|
Somali deyip geç istersen

Daha Meclis’teki Yüce Divan oylamasıyla ilgili tartışma bir yere gidecek mi onu izlemeye çalışıyorduk.

Ali İsmail Korkmaz cinayeti davasında verilen kararların yankılarına bakıyorduk.

Cumhurbaşkanı ve Başbakan yurt dışı seyahatte olduğu için ve muhalefet liderlerinin de çarpıcı bir programı görünmediğinden bir gün öncenin gündemiydi gazeteci olarak bizim de gündemimiz.

Çok da yeni bir şey yoktu açıkçası Perşembe gününe ait.

Öğleden sonra Reuters’in flaş haberi kıpkırmızı doldurdu birden ekranları.

Somali’de patlayan bomba yüklü aracın hedefi Türk delegasyonu muydu?

Cumhurbaşkanı Erdoğan Afrika turundaydı ve bir sonraki durağı Somali’ydi.

Eş Şebab örgütü daha önce iki kez Türk hedeflerine saldırmış ve üstlenmişti bu saldırıları.

Acaba yine o muydu?

Yoksa iç savaşın kucağındaki Somali’de bu bir rastlantı mıydı?

Kısa sürdü soruların cevabının gelmesi: Eş Şebab üstlendi ve hedefinin Cumhurbaşkanı öncü korumalarının da bulunduğu Türk delegasyonu olduğunu açıkladı.

Beş Somalili hayatını kaybetmişti. Bir ya da ikisi bombalı aracı patlatan teröristlerdi anlaşılan.

Somali’de ne istiyorlardı bizden?

Biz ne istiyorduk Somali’den?

Tarihinden kaçtıkça seni yakalayıp durduğu bir ülkede, coğrafyada olduğumuzu yeniden hatırlatan bir saldırıydı aslında olan.

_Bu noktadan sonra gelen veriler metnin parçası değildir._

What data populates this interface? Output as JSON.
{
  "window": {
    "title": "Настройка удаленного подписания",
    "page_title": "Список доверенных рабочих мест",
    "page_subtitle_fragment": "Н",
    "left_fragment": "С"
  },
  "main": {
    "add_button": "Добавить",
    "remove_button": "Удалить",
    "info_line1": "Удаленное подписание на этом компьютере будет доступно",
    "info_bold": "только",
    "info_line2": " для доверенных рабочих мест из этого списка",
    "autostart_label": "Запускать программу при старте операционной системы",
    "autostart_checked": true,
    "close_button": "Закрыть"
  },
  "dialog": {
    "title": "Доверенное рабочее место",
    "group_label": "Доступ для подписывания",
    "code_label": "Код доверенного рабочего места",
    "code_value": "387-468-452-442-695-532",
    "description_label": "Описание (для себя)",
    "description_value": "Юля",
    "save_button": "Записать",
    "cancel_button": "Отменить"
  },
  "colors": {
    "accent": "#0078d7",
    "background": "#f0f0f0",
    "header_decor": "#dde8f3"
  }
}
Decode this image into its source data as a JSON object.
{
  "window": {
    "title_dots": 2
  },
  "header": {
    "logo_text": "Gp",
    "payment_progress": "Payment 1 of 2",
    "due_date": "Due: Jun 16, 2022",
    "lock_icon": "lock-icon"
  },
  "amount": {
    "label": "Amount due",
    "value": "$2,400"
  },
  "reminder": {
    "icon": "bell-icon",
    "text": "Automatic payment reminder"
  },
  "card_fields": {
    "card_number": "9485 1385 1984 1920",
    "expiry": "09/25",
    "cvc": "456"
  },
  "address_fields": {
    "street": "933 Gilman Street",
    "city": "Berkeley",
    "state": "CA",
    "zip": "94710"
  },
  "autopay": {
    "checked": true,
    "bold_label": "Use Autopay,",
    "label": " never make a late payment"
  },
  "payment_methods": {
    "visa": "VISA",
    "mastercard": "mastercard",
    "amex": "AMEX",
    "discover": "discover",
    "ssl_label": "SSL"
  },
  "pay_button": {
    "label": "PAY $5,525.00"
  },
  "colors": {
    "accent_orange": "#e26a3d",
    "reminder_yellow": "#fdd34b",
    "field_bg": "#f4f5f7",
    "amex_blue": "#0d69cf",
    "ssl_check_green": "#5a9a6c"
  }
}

Yavuz Sultan Selim’in halefleri ve selefleri arasında neden Doğu’ya yönelik büyük seferler yapan tek padişah olduğunu anlatan bir tarih.

Portekiz’le girişilen mücadelede gemileri açık okyanus şartlarına uygun olmadığı için bu alandan çekilen Osmanlı donanması o mücadelede Somali’yi üs olarak kullanıyordu.

Ticari ve deniz yollarını tutan Osmanlı’ya karşı Afrika’yı altından geçmenin yolunu keşfeden Portekiz bu imkânla karşımızdaydı işte.

Kutsal topraklara kadar saldırıların hazırlığında, küçük hücumlarla Mekke Medine sınırlarına kadar birkaç kere gelmeyi başaran Portekiz’in durdurulması içindi Yavuz’un o büyük çölleri aşan seferleri.

Arkasında kutsal topraklar kadar Hindistan ve ötesi gibi değerli bir hazinenin ticaret yollarının kavgası da vardı.

O kavgayı gereği gibi yapamayan Memlükler ve bu kavgada karşımızda yer alan Safeviler gibi Türk kökeni yadsınamaz devletler bu ana mücadelede ya hemen ya zamanla silinip gitti.

Asırlar geçip günümüze ışınlandığınızda da aslında benzer bir çatışmadan başka şey görmüyorsunuz.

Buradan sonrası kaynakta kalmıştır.